Adding to the inactivity is the plight of Class A teams in Region 3 and 4. Because of recent consolidations in the southern part of the state, fewer Class A teams are left standing in this, the last year of the SSAC's most recent reclassification.

That means there are only two sections in each of those regions, and just one regional game - the finals on May 23 or 24. So conceivably, teams playing in those regions could sit idle for about two weeks.

"It's really a disservice to baseball,'' Mehle said. "I understand the rationale behind not having extracurriculars on those days [of the WESTEST], but I think keeping the kids on a regular schedule helps them better on tests.

"No matter what, you've got to be creative with long layoffs. Hopefully, if we win our sectional, we'll try to have a few games to schedule. I'm sure we'll be able to find another team to play.''

Adding even more confusion, said Nitro coach Steve Pritchard, is that some schools across West Virginia may opt to take their WESTEST break at different times than the one recommended by the state. Thus, some school systems could face two dead periods of three days apiece.

"There can be some messes across the state,'' Pritchard said. "Every school won't be taking the WESTEST at the same time. It's all up to the building principal. If he says you can't play those three days, you can't play.

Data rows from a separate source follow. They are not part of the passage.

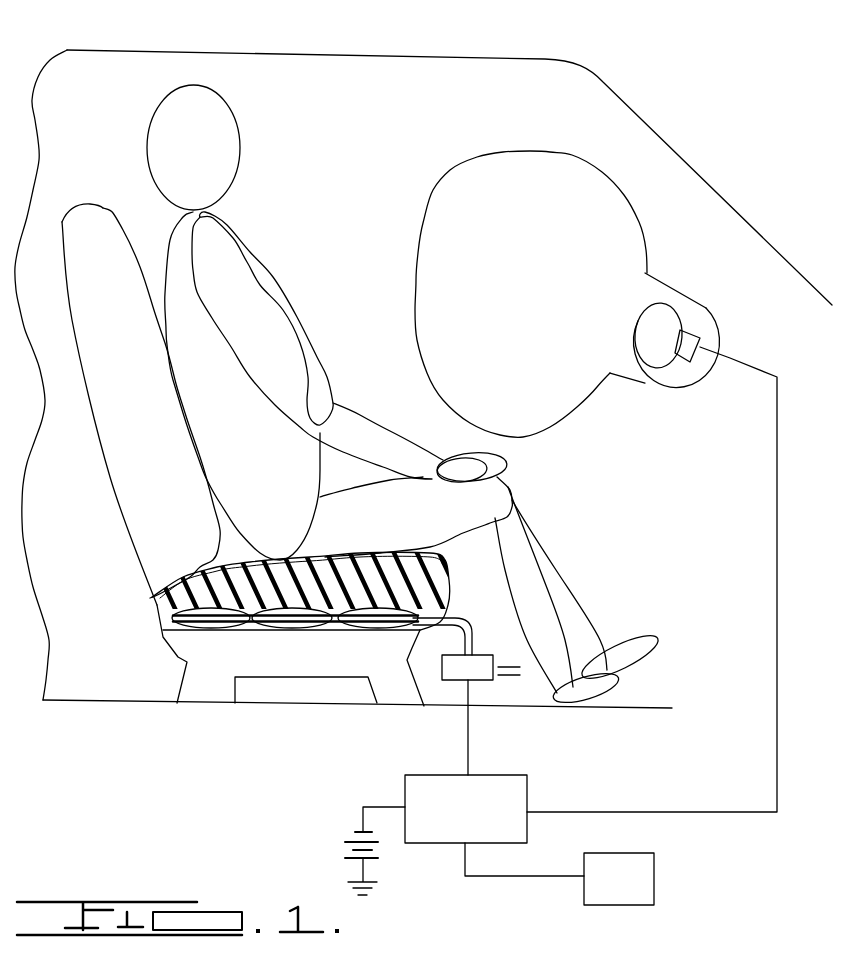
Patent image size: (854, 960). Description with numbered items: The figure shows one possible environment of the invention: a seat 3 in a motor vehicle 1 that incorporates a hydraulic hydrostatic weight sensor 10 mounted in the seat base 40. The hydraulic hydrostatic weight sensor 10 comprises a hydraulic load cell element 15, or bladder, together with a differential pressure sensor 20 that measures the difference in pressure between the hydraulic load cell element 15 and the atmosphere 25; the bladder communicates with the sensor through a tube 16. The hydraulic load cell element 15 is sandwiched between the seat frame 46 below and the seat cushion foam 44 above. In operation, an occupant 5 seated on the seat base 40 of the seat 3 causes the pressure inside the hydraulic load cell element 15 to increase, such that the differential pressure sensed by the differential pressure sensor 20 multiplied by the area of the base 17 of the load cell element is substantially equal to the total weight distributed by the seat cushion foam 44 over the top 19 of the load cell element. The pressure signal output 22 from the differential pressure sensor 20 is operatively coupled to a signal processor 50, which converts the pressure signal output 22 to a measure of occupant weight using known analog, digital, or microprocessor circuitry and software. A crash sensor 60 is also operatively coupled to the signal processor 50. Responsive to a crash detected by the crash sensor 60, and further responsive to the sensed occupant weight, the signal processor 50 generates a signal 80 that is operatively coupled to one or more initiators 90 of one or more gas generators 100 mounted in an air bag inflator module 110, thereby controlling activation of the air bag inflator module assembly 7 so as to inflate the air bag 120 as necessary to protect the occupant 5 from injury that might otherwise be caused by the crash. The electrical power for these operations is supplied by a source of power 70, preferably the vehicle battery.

The motor vehicle 1 is at (494, 58).
The seat 3 is at (106, 480).
The occupant 5 is at (249, 240).
The air bag inflator module assembly 7 is at (650, 165).
The hydraulic hydrostatic weight sensor 10 is at (295, 640).
The hydraulic load cell element 15 is at (216, 641).
The tube 16 is at (477, 644).
The base of the hydraulic load cell element 17 is at (252, 641).
The top of the hydraulic load cell element 19 is at (278, 641).
The differential pressure sensor 20 is at (453, 677).
The pressure signal output 22 is at (467, 758).
The atmosphere 25 is at (530, 667).
The seat base 40 is at (483, 550).
The seat cushion foam 44 is at (182, 594).
The seat frame 46 is at (350, 660).
The signal processor 50 is at (530, 797).
The crash sensor 60 is at (646, 888).
The source of power 70 is at (334, 848).
The signal 80 is at (778, 487).
The initiator 90 is at (702, 347).
The gas generator 100 is at (668, 304).
The air bag inflator module 110 is at (642, 386).
The air bag 120 is at (563, 160).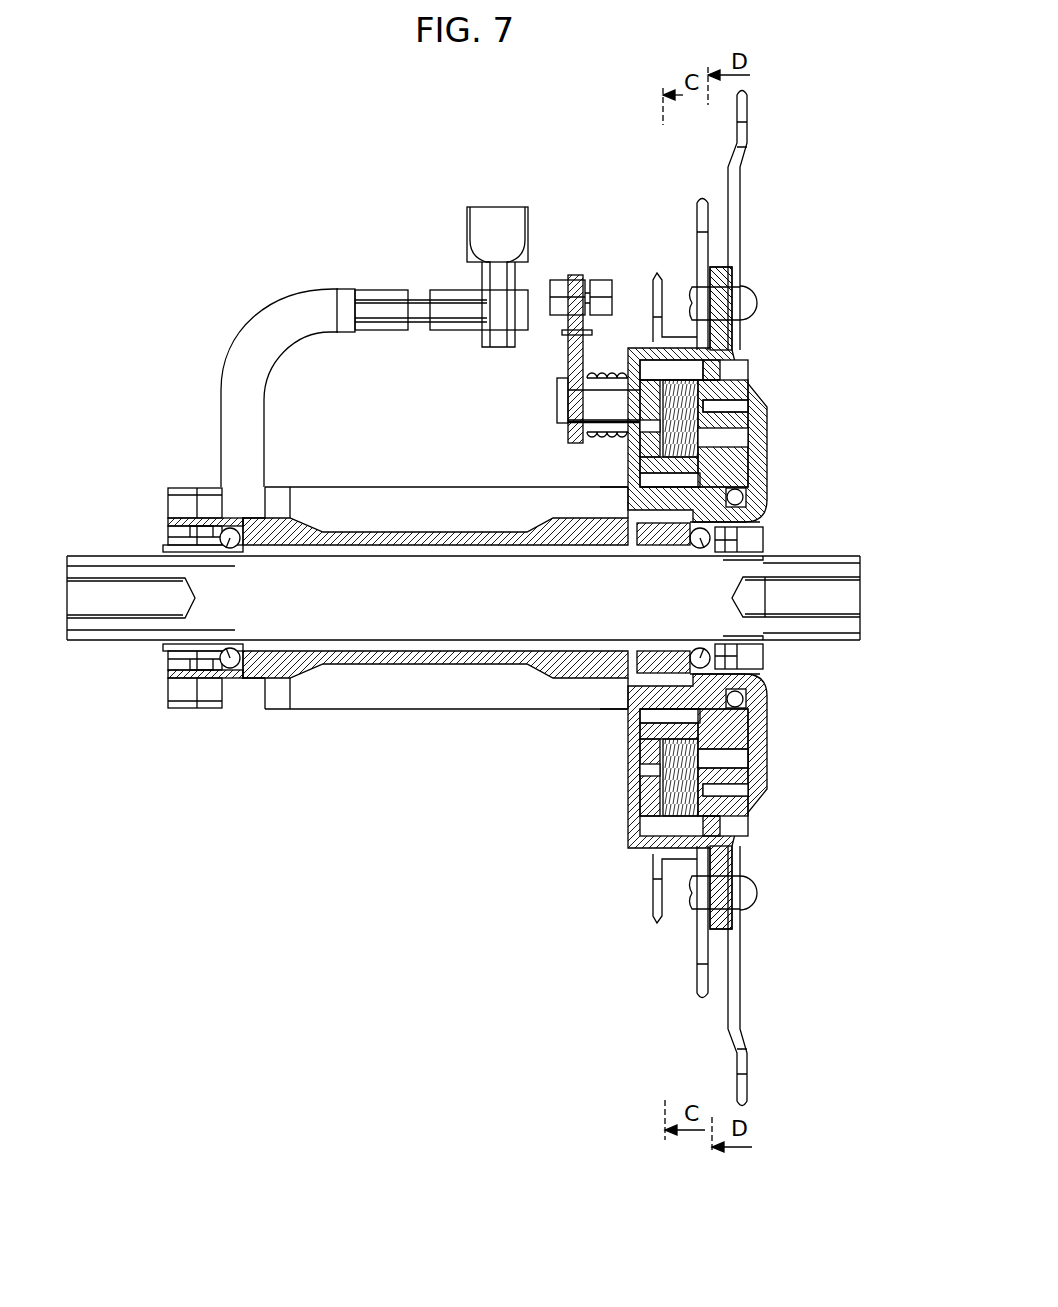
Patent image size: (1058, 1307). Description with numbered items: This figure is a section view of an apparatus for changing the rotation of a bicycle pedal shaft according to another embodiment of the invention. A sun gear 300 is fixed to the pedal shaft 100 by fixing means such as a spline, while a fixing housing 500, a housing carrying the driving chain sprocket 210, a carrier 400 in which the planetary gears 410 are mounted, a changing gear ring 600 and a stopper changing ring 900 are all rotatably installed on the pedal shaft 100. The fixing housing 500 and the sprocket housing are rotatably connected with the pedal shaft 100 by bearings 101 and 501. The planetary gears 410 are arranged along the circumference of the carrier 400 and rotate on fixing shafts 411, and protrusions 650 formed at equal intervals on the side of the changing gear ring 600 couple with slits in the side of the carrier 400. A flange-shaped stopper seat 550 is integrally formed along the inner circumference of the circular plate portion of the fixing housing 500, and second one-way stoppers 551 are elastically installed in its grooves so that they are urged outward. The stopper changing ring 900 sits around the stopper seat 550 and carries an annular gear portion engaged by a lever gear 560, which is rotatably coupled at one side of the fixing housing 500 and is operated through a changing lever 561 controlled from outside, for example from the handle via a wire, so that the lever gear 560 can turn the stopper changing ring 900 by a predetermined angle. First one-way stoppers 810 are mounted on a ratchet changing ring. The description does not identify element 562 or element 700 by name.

The pedal shaft 100 is at (203, 620).
The bearings 101 is at (750, 508).
The driving chain sprocket 210 is at (748, 165).
The sun gear 300 is at (743, 492).
The carrier 400 is at (752, 350).
The planetary gears 410 is at (735, 405).
The fixing shafts 411 is at (735, 437).
The fixing housing 500 is at (370, 530).
The bearings 501 is at (230, 548).
The stopper seat 550 is at (728, 707).
The second one-way stoppers 551 is at (665, 487).
The lever gear 560 is at (610, 435).
The changing lever 561 is at (575, 362).
The bolt 562 is at (600, 418).
The changing gear ring 600 is at (660, 748).
The protrusions 650 is at (690, 772).
The spool 700 is at (700, 392).
The first one-way stoppers 810 is at (668, 372).
The stopper changing ring 900 is at (605, 490).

"Something needs to be done. Of course, school and academics come first, but it seems like baseball is the sport being punished. It's always the one taking a beating.''

Line drives

  • Martinsburg must hate seeing the opposition with six runs - the Bulldogs have lost four games by identical 6-5 scores this season.
  • Win streaks: Petersburg has won 14 straight games, Logan 12, Charleston Catholic 10 and Ritchie County eight.
  • Madonna has suffered six of its eight losses in games where it held at least a four-run lead in the later innings.